Pur dando atto all’Assessore Gallo e al Dipartimento Agricoltura Ufficio Caccia – con i quali in questo mese abbiamo collaborato, come avvenuto anche in passato, come Coordinamento Regionale delle Associazioni Venatorie soprattutto con l’ausilio dei tecnici dell’Ufficio studi e ricerche nazionale di Federcaccia – di aver profuso il proprio impegno alla ricerca di una soluzione, quanto decretato e in attesa di essere votato in Giunta, non è accettabile.
Riteniamo infatti ingiustificato il divieto di utilizzo delle cartucce contenenti pallini di piombo nelle ZSC Fiumara Saracena, Fiumara Avena, Fiumara Trionto, Casoni di Sibari, Fiumara Melito, Monte Fuscaldo, Murge di Strongoli, Madama Lucrezia, Valle Moio, Monte Scrisi perché oltre a non essere dimostrato alcun effetto negativo del piombo su uccelli diversi dagli acquatici, il suo divieto è previsto solo nelle zone umide, anche per le ZPS.

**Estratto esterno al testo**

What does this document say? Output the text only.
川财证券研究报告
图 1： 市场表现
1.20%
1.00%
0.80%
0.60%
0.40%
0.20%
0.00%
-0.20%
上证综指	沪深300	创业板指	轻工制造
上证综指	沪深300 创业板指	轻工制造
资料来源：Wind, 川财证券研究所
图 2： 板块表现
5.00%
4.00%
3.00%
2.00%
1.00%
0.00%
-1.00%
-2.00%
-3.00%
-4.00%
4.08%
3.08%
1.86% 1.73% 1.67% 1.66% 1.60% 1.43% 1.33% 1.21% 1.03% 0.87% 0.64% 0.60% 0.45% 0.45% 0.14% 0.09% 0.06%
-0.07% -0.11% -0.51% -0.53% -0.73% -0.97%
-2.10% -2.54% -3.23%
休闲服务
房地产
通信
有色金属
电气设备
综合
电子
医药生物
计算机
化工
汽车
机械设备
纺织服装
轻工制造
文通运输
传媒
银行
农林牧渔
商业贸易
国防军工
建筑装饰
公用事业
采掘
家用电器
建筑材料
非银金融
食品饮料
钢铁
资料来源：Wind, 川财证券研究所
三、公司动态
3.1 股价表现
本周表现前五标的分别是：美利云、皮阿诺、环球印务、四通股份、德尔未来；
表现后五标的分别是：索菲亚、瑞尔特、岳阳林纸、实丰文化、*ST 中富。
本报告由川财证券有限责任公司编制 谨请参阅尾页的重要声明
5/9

Assurdo il divieto dell’impiego dei cani da caccia nelle stesse ZSC dal momento che non sono presenti specie che possano risentirne negativamente. Questo provvedimento rende inoltre di fatto abolita la caccia al cinghiale esercitata nella forma tradizionale della braccata, facendo aumentare a dismisura i danni arrecati sul territorio da questo selvatico. Vale la pena ricordare che solo pochi giorni fa la stessa ISPRA per bocca del Dott. Piero Genovesi ha ammesso essere al momento il prelievo del cinghiale l’unica modalità valida a limitarne in modo concreto numero e danni. Un problema non certo risolvibile pensando di affidarsi al prelievo selettivo, forma di caccia in cui peraltro l’impiego del cane da sangue avviene sovente per ritrovare i capi non rimasti sul posto dopo lo sparo.
E altro ancora ci sarebbe da elencare…
Chiediamo dunque con forza alle Istituzioni responsabili una serie di correzioni al testo proposto prima del suo voto in Giunta, ritenendo l’attuale – lo ripetiamo ancora una volta – inaccettabile, privo di motivazioni tecnico scientifiche che lo sostengano e pesantemente punitivo per una significativa parte della popolazione calabrese.